Ecumenical forum strengthens churches’ commitment to peace in Northeast Asia
22 September 2015
To revitalize and strengthen the ecumenical commitment for justice, healing, reconciliation and peaceful reunification of the Korean peninsula, the Ecumenical Forum on Peace in Northeast Asia was held from 11 to 13 September in Seoul, Republic of Korea.
Gathering more than 120 representatives and leaders of churches and ecumenical institutions coming from various Christian traditions and from 20 countries in the global regions of Africa, Asia-Pacific, Europe, North and South America, the forum was organized by the Presbyterian Church of Korea (PCK) and the Presbyterian Church in the Republic of Korea (PROK).
Both the PCK and the PROK are member churches of the World Council of Churches (WCC). Dr Agnes Abuom, moderator of the WCC Central Committee, was among those who participated in the forum.
The forum responded to issues of faith, ethics, justice, people’s security, reconciliation and a peaceful reunification of the Korean Peninsula. A strong message from the forum, issued on 12 September, stated: “The division of the Korean Peninsula and its human costs contradict God’s will for the fullness of life. It is a sin against God and humanity. The Church is called to transform itself and to engage in healing and reconciliation. However, without resolution of the Cold War hatred and enmities, including among Christians, the Church cannot contribute to peace with justice.”
The forum participants noted that the atmosphere of the Korean peninsula remains volatile. “Skirmishes continue to flare and provocative military exercises continue to generate widespread concerns and tension in a region that is particularly at risk by the preponderance of nuclear power and arms. Indeed, the division serves as a tripwire that threatens to engulf the Korean Peninsula and the region in a major conflagration. Peoples in Northeast Asia are longing for peace with justice; Korean reunification is an essential step in this process,” read the message.
“We take seriously the issues that affect the well-being of people who bear the brunt of the stranglehold of Empire—systems of military, political, economic domination which threaten peace in Northeast Asia and globally,” the forum participants stressed.

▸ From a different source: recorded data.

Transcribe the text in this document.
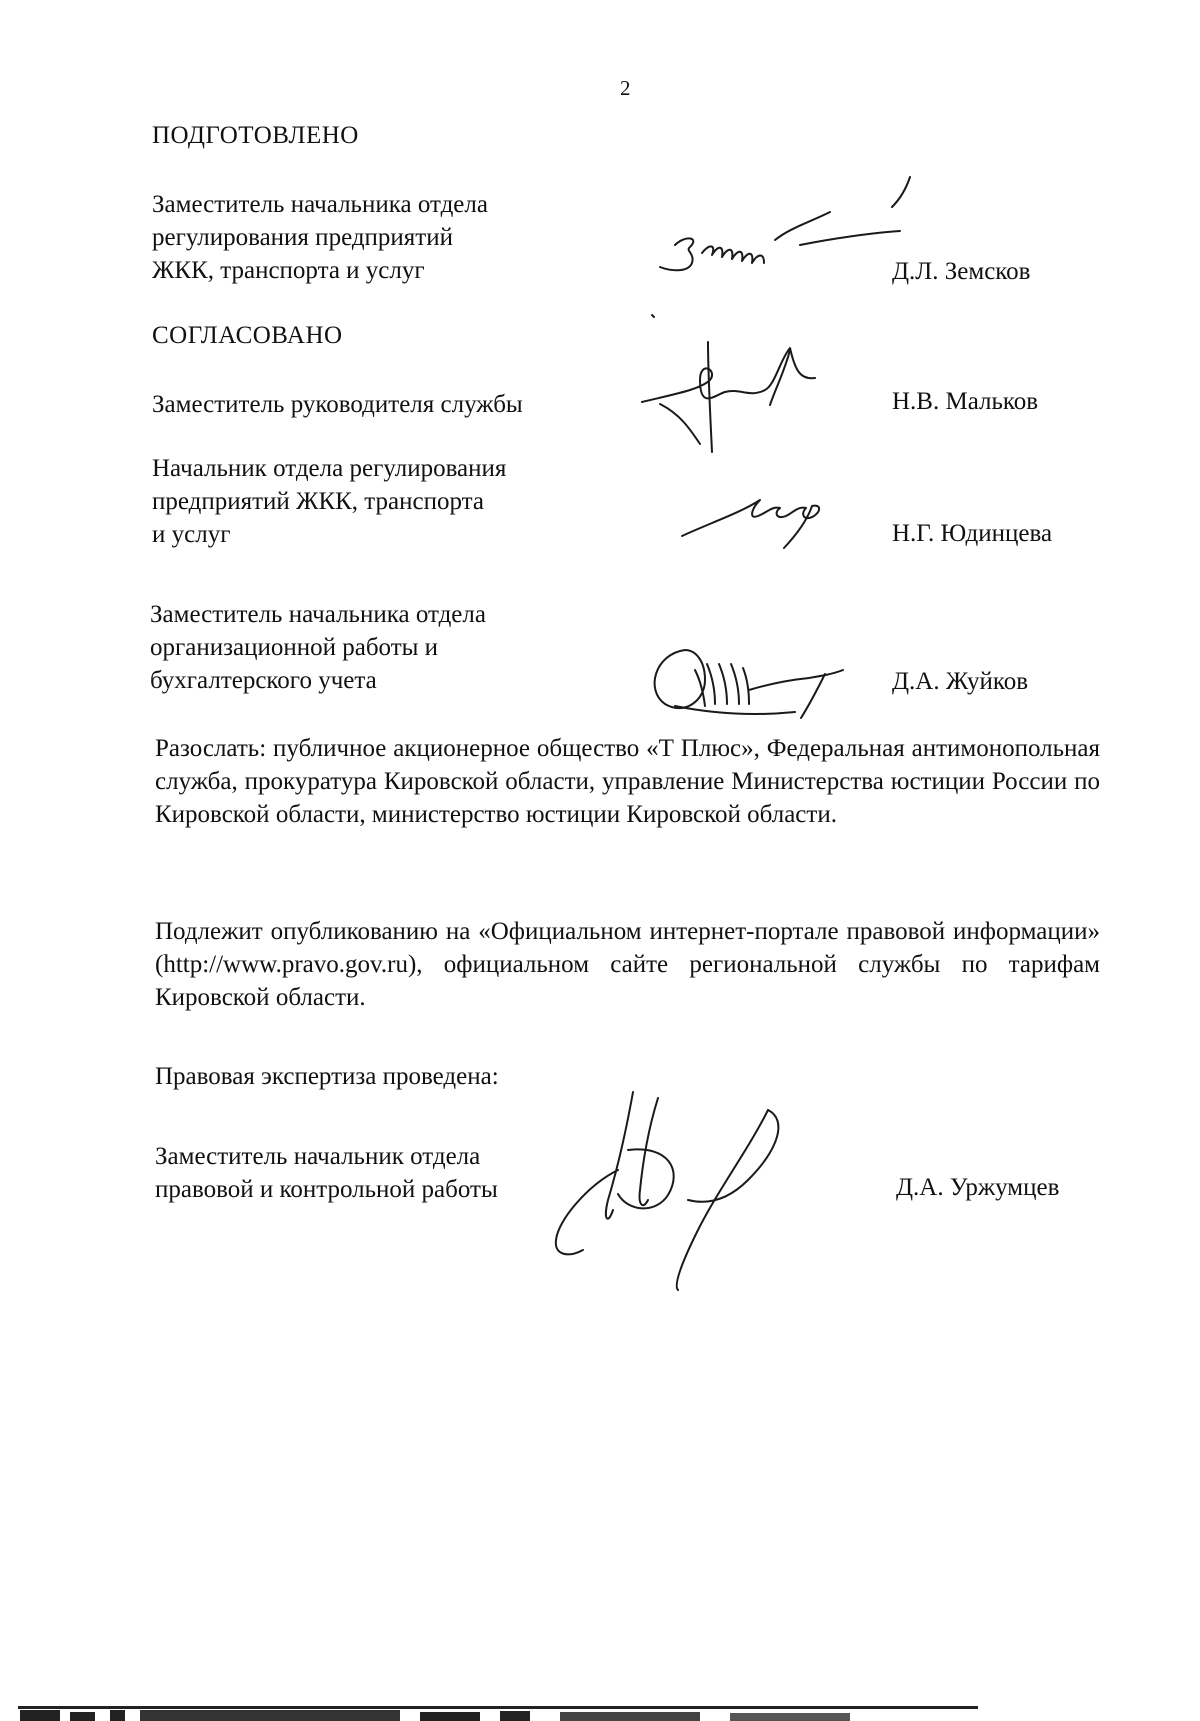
2
ПОДГОТОВЛЕНО
Заместитель начальника отдела
регулирования предприятий
ЖКК, транспорта и услуг	Д.Л. Земсков
СОГЛАСОВАНО
Заместитель руководителя службы	Н.В. Мальков
Начальник отдела регулирования
предприятий ЖКК, транспорта
и услуг	Н.Г. Юдинцева
Заместитель начальника отдела
организационной работы и
бухгалтерского учета	Д.А. Жуйков
Разослать: публичное акционерное общество «Т Плюс», Федеральная антимонопольная служба, прокуратура Кировской области, управление Министерства юстиции России по Кировской области, министерство юстиции Кировской области.
Подлежит опубликованию на «Официальном интернет-портале правовой информации» (http://www.pravo.gov.ru), официальном сайте региональной службы по тарифам Кировской области.
Правовая экспертиза проведена:
Заместитель начальник отдела
правовой и контрольной работы	Д.А. Уржумцев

Forum participants actively committed themselves to involve their churches and ecumenical bodies in continuing initiatives for healing, justice, reconciliation and peace in Northeast Asia, and to the reunification of North and South Korea. Among their affirmations of these commitments were pledges to develop peace education and advocacy for peace and reunification; promote participation and leadership of women in justice and peace initiatives; support efforts to seek a final peace treaty that replaces the Armistice Agreement; and support ecumenical endeavours to contain nuclear power and arms. They also promised to encourage media to highlight peace issues in Northeast Asia.